30B- Nathalie F. Chère neige

Chère Neige,

Tu viens par flocons silencieux recouvrir notre paysage. Habituellement vert, brun le voilà maintenant en uniforme blanc.Tu apportes le calme, tu donnes une lumière nouvelle, plus claire, plus limpide, on pourrait dire aussi plus propre. Avec ton arrivée papillonnante, tu as joué la légèreté, la joie ; bien sûr tu es si rare, alors nous vivons ta venue très intensément.

Je suis allée me promener, tu avais choisis un ciel d'un joli bleu pour faire luire tes paillettes. Je n'étais pas seule, d'autres promeneurs emmitouflés faisaient crisser aussi ta blancheur, le visage plein sourire. Quelque chose de délicieusement contrasté enveloppait la campagne. Le blanc s'opposait au bleu, le bleu au froid, la légèreté de ta chute au poids du silence. Ton calme contagieux m'avait gagné. Ma peau réclamait la fraîcheur, mes yeux ta lumière, mon esprit ta gaieté. Tout en avançant, des images vagabondes, littéraires ou vécues, m'envahissaient.

Après un long moment, suivant un chemin aux balises bleues, la chapelle Saint Hilaire dépassée, j'entendis un bruit de moteur, lent et ronronnant.A l'approche, je me retournai. Un gros homme tout rond de joues et de bedaine conduisait un quad, tranquille, profitant à sa manière du paysage et de ta parure. S'arrêtant à ma hauteur, il me demanda si je n'avais pas peur. Un petit courant d'air dans sa bouche édentée allégeait le sens de sa question autant que sa ronde et bonhomme silhouette. Après quelques échanges, il m'indiqua que je ne pourrais en aucun cas être de retour avant dix-huit heures. Tu ne le sais pas, là d'où tu viens le mot « couvre-feu » n'a probablement pas de sens. Tu connais peut-être couvre-sol, couvre-chef, couvre-pied, mais couvre-feu, dans ton univers d'eau, de glace et de vent que pourrait représenter ce mot ?

Alors, vois-tu chère Neige, j'ai accepté de monter sur le quad, j'ai dit oui à quelques centaines de mètres motorisés. Tu avais amplifié les ornières du chemin, te mélangeant à la boue ; tu n'es pas seulement légère et bienfaitrice, je craignais à tout instant que le bonhomme, le quad et moi finissions renversés. Hum, une perspective qui ne me réjouissait guère! Bref, après quelques minutes à l'équilibre chaotique, je repartis d'un bon pas sur le chemin bleu. Tu avais réussi à t'introduire dans mes chaussures, mes pieds étaient humides et mes chaussettes s'amusaient à se replier au fond de mes bottines.

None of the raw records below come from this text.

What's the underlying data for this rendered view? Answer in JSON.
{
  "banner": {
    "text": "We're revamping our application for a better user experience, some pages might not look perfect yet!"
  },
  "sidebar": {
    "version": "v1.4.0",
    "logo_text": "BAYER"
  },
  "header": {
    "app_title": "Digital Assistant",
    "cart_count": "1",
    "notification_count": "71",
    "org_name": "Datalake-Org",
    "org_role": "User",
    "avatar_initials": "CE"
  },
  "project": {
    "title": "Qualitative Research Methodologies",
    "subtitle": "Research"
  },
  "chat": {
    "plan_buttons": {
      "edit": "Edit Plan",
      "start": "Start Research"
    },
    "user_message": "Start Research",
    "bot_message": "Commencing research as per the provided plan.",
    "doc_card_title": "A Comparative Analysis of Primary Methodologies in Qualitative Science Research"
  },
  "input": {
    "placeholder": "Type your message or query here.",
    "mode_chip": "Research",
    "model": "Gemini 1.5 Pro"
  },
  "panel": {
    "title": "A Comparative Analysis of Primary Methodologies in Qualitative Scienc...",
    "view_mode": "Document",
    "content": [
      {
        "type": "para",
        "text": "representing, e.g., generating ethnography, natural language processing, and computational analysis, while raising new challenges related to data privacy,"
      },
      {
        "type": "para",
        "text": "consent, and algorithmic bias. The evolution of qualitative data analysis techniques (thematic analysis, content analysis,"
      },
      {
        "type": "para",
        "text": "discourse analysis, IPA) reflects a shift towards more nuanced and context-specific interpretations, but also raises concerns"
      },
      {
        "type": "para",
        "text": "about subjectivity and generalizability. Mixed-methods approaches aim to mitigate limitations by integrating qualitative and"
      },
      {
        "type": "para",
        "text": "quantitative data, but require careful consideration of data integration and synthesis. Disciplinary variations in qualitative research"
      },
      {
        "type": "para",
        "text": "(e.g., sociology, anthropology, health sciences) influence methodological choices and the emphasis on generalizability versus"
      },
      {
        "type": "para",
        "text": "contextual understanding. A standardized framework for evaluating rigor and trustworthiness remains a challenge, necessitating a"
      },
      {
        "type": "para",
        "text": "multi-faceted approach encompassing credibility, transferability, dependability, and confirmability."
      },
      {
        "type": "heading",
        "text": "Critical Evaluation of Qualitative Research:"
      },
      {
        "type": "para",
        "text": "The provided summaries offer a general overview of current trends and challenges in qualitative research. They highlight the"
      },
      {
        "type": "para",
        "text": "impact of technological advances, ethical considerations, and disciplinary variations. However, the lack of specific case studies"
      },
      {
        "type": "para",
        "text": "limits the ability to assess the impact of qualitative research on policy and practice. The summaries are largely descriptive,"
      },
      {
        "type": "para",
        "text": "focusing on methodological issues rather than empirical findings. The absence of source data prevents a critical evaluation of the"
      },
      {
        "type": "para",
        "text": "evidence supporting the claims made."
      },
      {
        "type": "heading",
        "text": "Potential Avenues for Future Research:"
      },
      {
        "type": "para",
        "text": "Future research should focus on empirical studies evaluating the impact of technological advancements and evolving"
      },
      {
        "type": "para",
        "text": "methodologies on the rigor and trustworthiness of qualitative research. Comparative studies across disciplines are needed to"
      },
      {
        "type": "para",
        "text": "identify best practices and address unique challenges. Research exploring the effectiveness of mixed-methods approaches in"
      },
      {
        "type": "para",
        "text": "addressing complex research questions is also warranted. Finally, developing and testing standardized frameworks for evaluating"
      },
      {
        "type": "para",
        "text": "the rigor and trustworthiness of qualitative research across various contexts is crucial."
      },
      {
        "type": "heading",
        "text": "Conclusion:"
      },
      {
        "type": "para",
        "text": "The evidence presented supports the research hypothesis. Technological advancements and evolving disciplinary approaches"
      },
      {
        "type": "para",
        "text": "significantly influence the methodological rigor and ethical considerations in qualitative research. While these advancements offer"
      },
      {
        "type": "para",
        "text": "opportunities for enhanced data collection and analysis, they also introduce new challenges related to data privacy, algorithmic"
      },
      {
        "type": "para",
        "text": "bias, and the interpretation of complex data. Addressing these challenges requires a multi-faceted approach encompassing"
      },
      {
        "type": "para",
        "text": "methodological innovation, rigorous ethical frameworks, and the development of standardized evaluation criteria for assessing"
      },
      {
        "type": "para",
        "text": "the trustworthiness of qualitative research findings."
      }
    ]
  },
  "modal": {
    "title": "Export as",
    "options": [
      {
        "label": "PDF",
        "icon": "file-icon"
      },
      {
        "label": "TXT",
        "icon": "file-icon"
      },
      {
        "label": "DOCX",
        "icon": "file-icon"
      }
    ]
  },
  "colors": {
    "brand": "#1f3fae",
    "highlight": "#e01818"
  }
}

Le manteau sur la campagne bleuissait doucement, les ombres s'étiraient davantage dans un jeu de rougeoiement ocre, je restais sous le charme du spectacle pourtant mon pas gardait le rythme soutenu qui porte vers le réconfort du chocolat chaud.

Dans quelques jours, Neige, tu vas renoncer à ta blancheur, tu fondra en larmes de caniveau. Et moi, comme les autres, je t'oublierai. Tu es si rare, si imprévisible. Les pieds arpenteront à nouveau le vert des sentiers bien dessinés, il faudra attendre un nombre incertain de saisons pour te retrouver et partager encore l'insouciance et la joie.

Tu vois chère Neige, ton pouvoir enchanteur, ta beauté froide et éphémère, ton destin de larmes m'ont dissuadée de devenir Folcoche ou l'amant le temps de quelques lignes. J'ai choisi, ma très chère, de faire de toi la complice, la destinataire d'un intense bonheur en te confiant cette journée de lumière, de légèreté, de gaîté fugitives et enfantines.

En passant, le temps de quelques lignes.